Laurêncio chegou ao velório dos filhos e sobrinhos por volta das 21h de ontem. Ele e a mulher, Valdezita Caldeira dos Santos, foram encaminhados anteontem para o Hotel Guarani, no centro de Belo Horizonte. O casal salvou poucos pertences, entre os objetos, uma sacola com documentos.
"Não vou despencar. Se Deus quiser, vou aguentar firme, com a ajuda e força dos meus amigos. Não volto mais para lá [Morro das Pedras". Agora é uma nova batalha para construir outra casa", disse o lavador de carros.

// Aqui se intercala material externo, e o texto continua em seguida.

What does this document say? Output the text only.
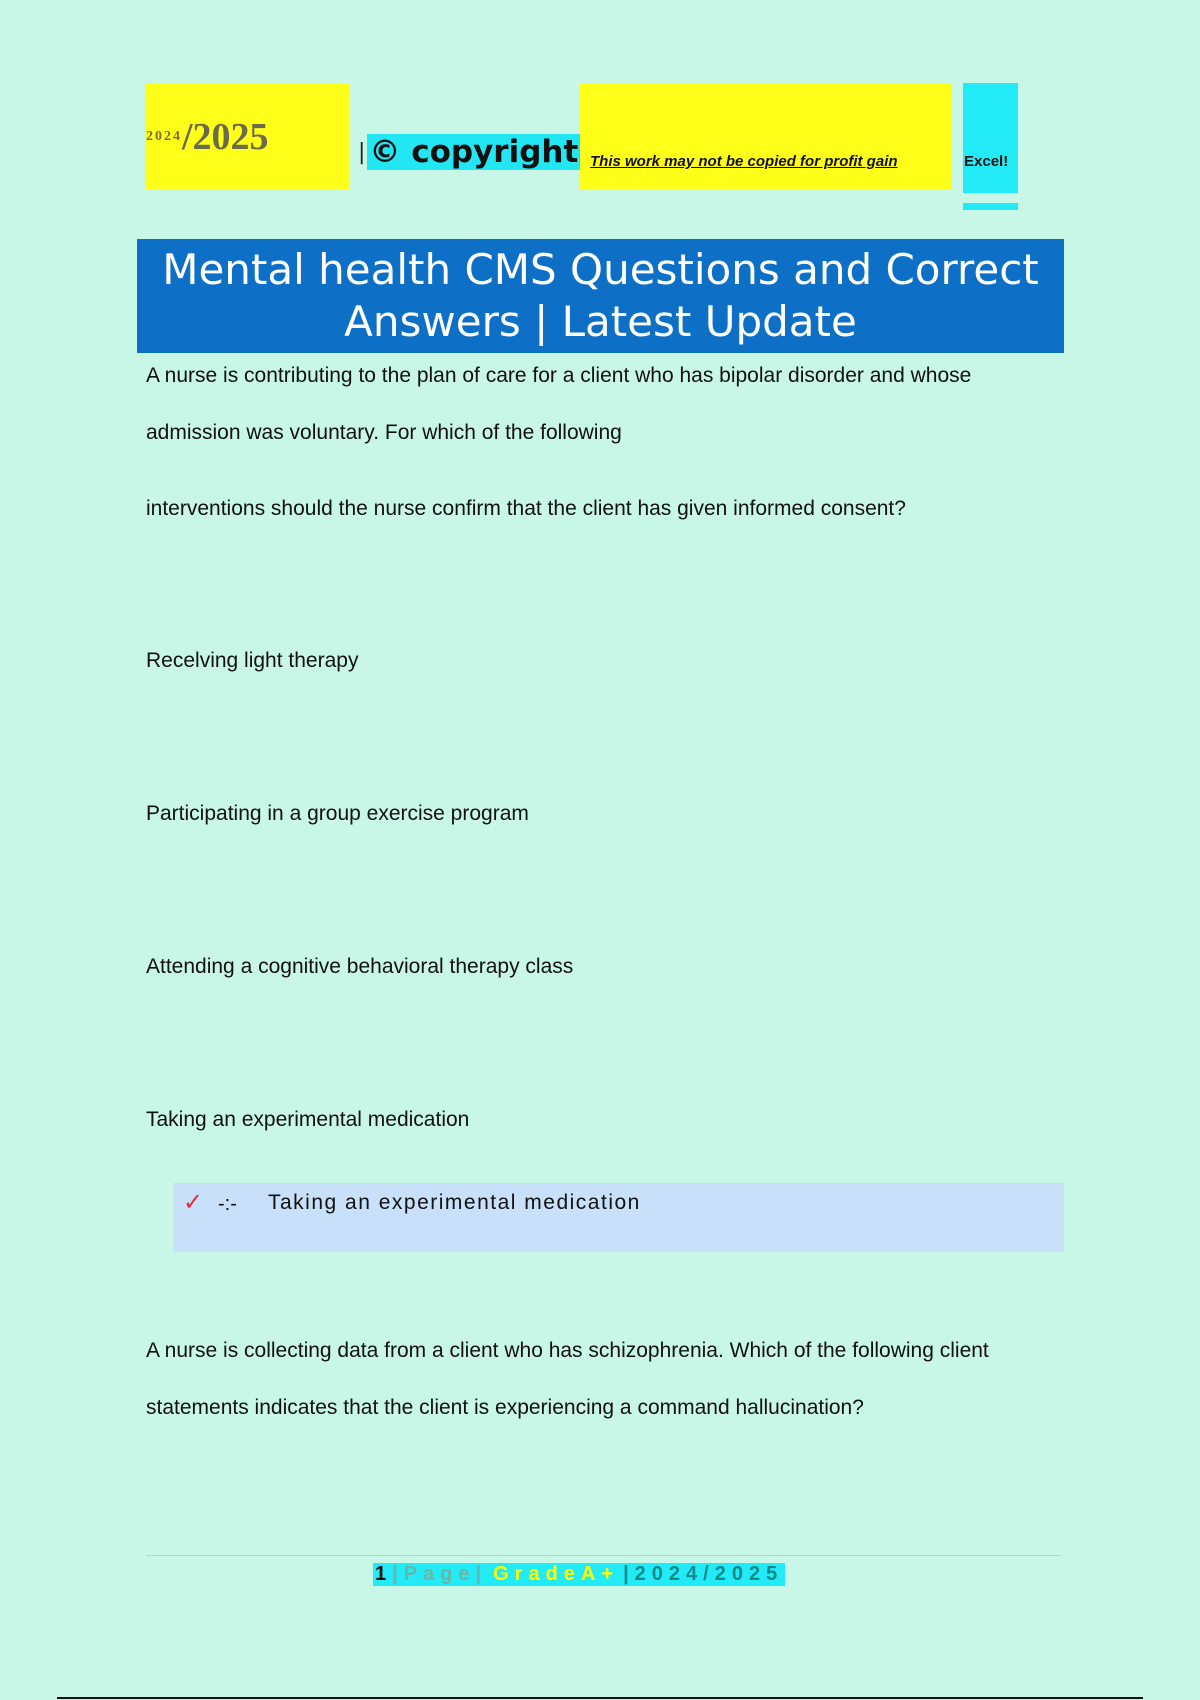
2024 /2025	| © copyright This work may not be copied for profit gain	Excel!
Mental health CMS Questions and Correct Answers | Latest Update
A nurse is contributing to the plan of care for a client who has bipolar disorder and whose
admission was voluntary. For which of the following
interventions should the nurse confirm that the client has given informed consent?
Recelving light therapy
Participating in a group exercise program
Attending a cognitive behavioral therapy class
Taking an experimental medication
✓ -:- Taking an experimental medication
A nurse is collecting data from a client who has schizophrenia. Which of the following client
statements indicates that the client is experiencing a command hallucination?
1|Page| GradeA+ |2024/2025
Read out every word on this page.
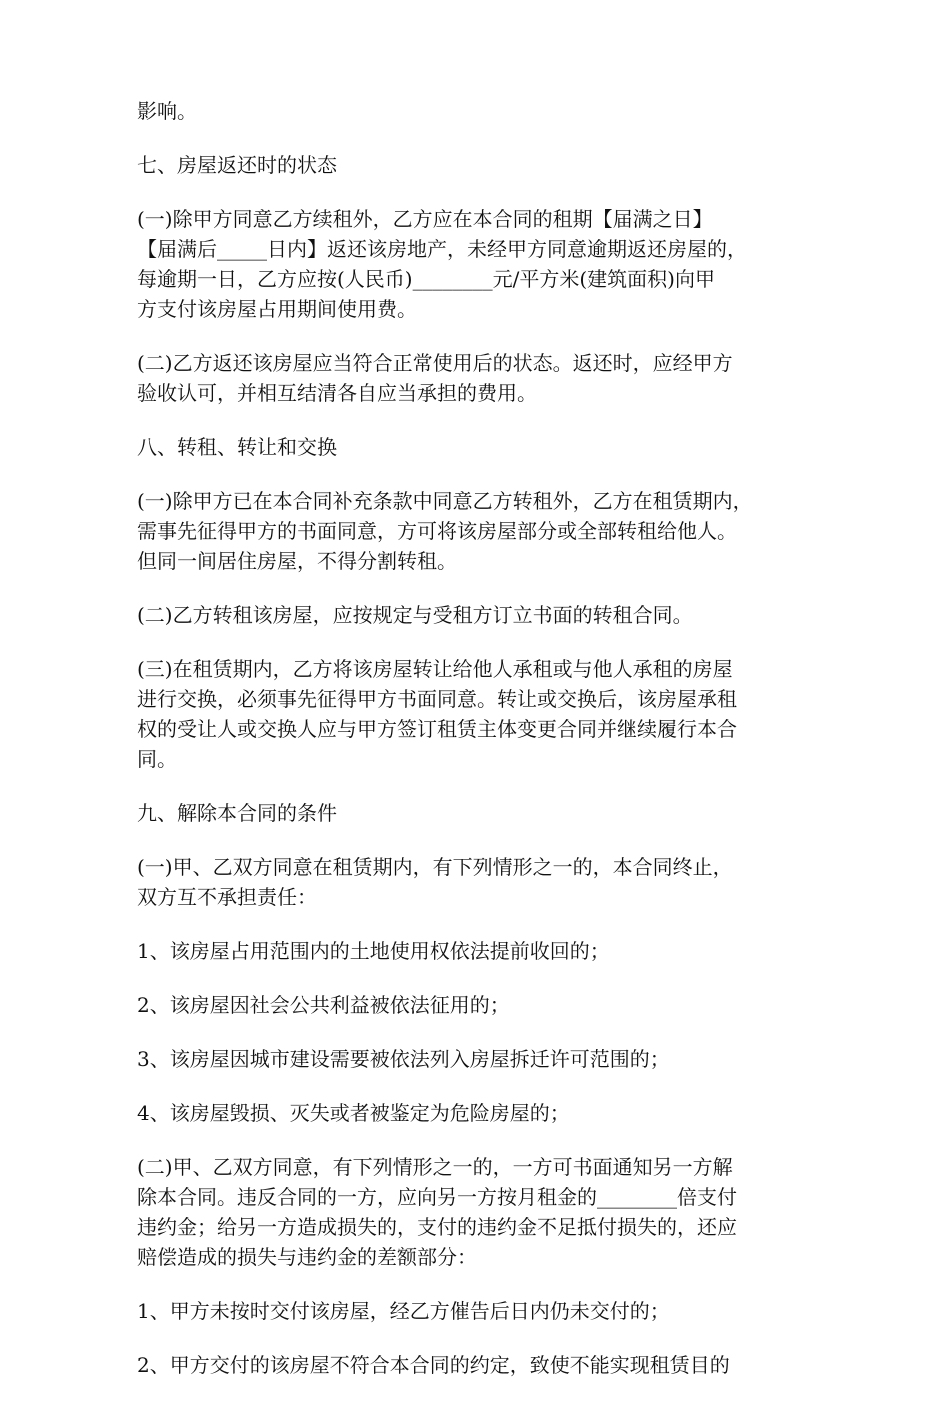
影响。

七、房屋返还时的状态

(一)除甲方同意乙方续租外，乙方应在本合同的租期【届满之日】
【届满后_____日内】返还该房地产，未经甲方同意逾期返还房屋的，
每逾期一日，乙方应按(人民币)________元/平方米(建筑面积)向甲
方支付该房屋占用期间使用费。

(二)乙方返还该房屋应当符合正常使用后的状态。返还时，应经甲方
验收认可，并相互结清各自应当承担的费用。

八、转租、转让和交换

(一)除甲方已在本合同补充条款中同意乙方转租外，乙方在租赁期内，
需事先征得甲方的书面同意，方可将该房屋部分或全部转租给他人。
但同一间居住房屋，不得分割转租。

(二)乙方转租该房屋，应按规定与受租方订立书面的转租合同。

(三)在租赁期内，乙方将该房屋转让给他人承租或与他人承租的房屋
进行交换，必须事先征得甲方书面同意。转让或交换后，该房屋承租
权的受让人或交换人应与甲方签订租赁主体变更合同并继续履行本合
同。

九、解除本合同的条件

(一)甲、乙双方同意在租赁期内，有下列情形之一的，本合同终止，
双方互不承担责任：

1、该房屋占用范围内的土地使用权依法提前收回的；

2、该房屋因社会公共利益被依法征用的；

3、该房屋因城市建设需要被依法列入房屋拆迁许可范围的；

4、该房屋毁损、灭失或者被鉴定为危险房屋的；

(二)甲、乙双方同意，有下列情形之一的，一方可书面通知另一方解
除本合同。违反合同的一方，应向另一方按月租金的________倍支付
违约金；给另一方造成损失的，支付的违约金不足抵付损失的，还应
赔偿造成的损失与违约金的差额部分：

1、甲方未按时交付该房屋，经乙方催告后日内仍未交付的；

2、甲方交付的该房屋不符合本合同的约定，致使不能实现租赁目的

Valdezita afirmou que não consegue tirar "da cabeça" a imagem de uma das filhas pedindo socorro no momento em que estava sendo soterrada.

Cobra
Um dos primos de Felipe e irmão de outras três vítimas, Kennedy dos Santos Ferreira, 10, só conseguiu se salvar porque, um dia antes da tragédia, pediu para dormir na casa de uma vizinha.
"A casa estava muito cheia de rachaduras. Tinha uma cobra venenosa atrás da casa", disse o menino, que teria sentido medo de o animal invadir a residência.
Na noite da tragédia, ele acordou a tempo de ver pela janela a destruição deixada pelo deslizamento de terra. "A casa estava toda lá no beco, desmontada, toda estragada, não sobrou nada."
Tia de Felipe e mãe de três das vítimas, Déia dos Santos Ferreira estava presa em uma delegacia da capital mineira, havia 15 dias, por furto de toalhas de mesa.
Ela foi liberada para reconhecer os corpos e reencontrar o único filho sobrevivente. "Estou alegre e, ao mesmo tempo, triste. Alegre por estar com um filho e triste por ter perdido os outros três."
Ela diz que o furto foi um ato de desespero. Ela queria vender as toalhas de mesa para sustentar os quatro filhos que criava sozinha.